How many things in life are better than a glass of cold water on a hot day? In another sense, I don’t think we realize how thirsty we are. Most of us go through our days without the slightest connection with utter reality and we don’t even notice it.
     Could that help explain what happened to the fourth largest freshwater lake in the world? It has almost entirely disappeared in the last few decades. We talk with photographer Radek Skrivanek about what happened to the Aral Sea. His photographs are stark documents of his visits to the site of this environmental disaster in Ubekistan and Kazahkstan. Does it help showing the evidence of our situation— the fact that this kind of thing happens over and over again? Radek is not so optimistic about it, but the hope remains that making such calamities visible might somehow make a difference.
     There’s an uncanny element in how material often appears just as needed while each issue is being put together. Finding the work of photographer Camille Seaman is an example. It felt like an accident running across her work on the Internet, and then discovering she lived quite nearby. And once again, water is the subject—this time in the form of ice. Camille has spent a decade traveling to the Arctic and Antarctic regions with her cameras. Her photos have been published in National Geographic and she’s worked for Russian scientists. It’s as if each of her photographs is a revelation. They fulfill Agnes Martin’s dictum about art and beauty. But as I sat with this artist looking at photo after photo, something of the reality of global climate change broke through, and coming just a little closer to this reality is hard to bear. [Our profile of Camille was followed a few months later with an exceptional interview.]
     Not everything in this issue features water, but our interview with Takayuki Zoshi feels perfectly congenial with it. I think that’s because the drala of water is fundamentally a spiritual reality.

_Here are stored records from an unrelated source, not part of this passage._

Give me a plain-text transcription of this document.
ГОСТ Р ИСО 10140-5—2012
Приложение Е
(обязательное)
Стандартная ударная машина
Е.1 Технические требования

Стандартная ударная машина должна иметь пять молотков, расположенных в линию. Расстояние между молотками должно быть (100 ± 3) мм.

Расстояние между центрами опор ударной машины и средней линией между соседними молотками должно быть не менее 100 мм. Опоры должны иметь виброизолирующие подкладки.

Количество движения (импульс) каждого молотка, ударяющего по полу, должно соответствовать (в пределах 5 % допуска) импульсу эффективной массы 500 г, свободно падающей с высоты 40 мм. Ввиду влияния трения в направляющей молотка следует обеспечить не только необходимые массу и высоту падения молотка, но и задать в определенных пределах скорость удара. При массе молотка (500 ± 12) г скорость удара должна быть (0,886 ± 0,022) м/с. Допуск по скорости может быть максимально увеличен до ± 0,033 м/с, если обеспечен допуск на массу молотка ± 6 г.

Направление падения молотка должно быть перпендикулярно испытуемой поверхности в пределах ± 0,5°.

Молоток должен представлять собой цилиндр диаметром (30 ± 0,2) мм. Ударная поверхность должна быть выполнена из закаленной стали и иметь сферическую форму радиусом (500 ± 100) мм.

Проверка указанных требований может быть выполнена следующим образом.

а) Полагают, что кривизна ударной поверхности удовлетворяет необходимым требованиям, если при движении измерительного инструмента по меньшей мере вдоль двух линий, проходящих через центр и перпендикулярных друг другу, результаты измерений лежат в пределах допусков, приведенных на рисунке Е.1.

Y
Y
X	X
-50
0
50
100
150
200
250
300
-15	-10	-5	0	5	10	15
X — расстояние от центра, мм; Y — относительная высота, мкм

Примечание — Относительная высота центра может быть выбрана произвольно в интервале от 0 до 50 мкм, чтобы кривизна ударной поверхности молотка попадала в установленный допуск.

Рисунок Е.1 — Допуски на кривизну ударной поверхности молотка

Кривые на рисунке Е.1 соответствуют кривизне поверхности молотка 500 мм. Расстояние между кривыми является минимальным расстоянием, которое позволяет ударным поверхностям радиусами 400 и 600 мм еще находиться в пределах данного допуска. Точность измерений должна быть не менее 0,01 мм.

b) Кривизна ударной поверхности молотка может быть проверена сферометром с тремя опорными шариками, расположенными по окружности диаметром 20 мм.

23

Zoshi, as he prefers to be called, was introduced to me through a video called “The Spirit Carver.” He carved his first Buddha on a walk across the United States in protest against nuclear weapons. He had been studying to become a Buddhist monk, but when his teacher saw this carved piece, he told Zoshi that carving would be his work in this life.
     











    



     That leads us to our conversation with UC Berkeley professor Americ Azevedo. Although philosophy departments are full of people teaching philosophy, my experience is that it’s hard to find someone who really brings deep questions to life. No wonder one of his classes at UC has grown from 15 to over 600 students. Americ is one of those teachers students will speak of gratefully later in their lives.
     There's quite a lot more in this issue, too. Not the least is this episode of Indigo Animal's ongoing adventures. How would Dame Elarnor get a group of summer session students from LSRI [Lawn Statuary Research Institute] to Rome? By Animalair, of course. 
     As always, it’s exciting when a new issue has come together because magic has happened once again. It’s always difficult finding the right words to describe such things, but fortunately each piece speaks for itself.—rw
          

 

About the Author

Richard Whittaker is the founding editor of works & conversations and West Coast editor of Parabola magazine.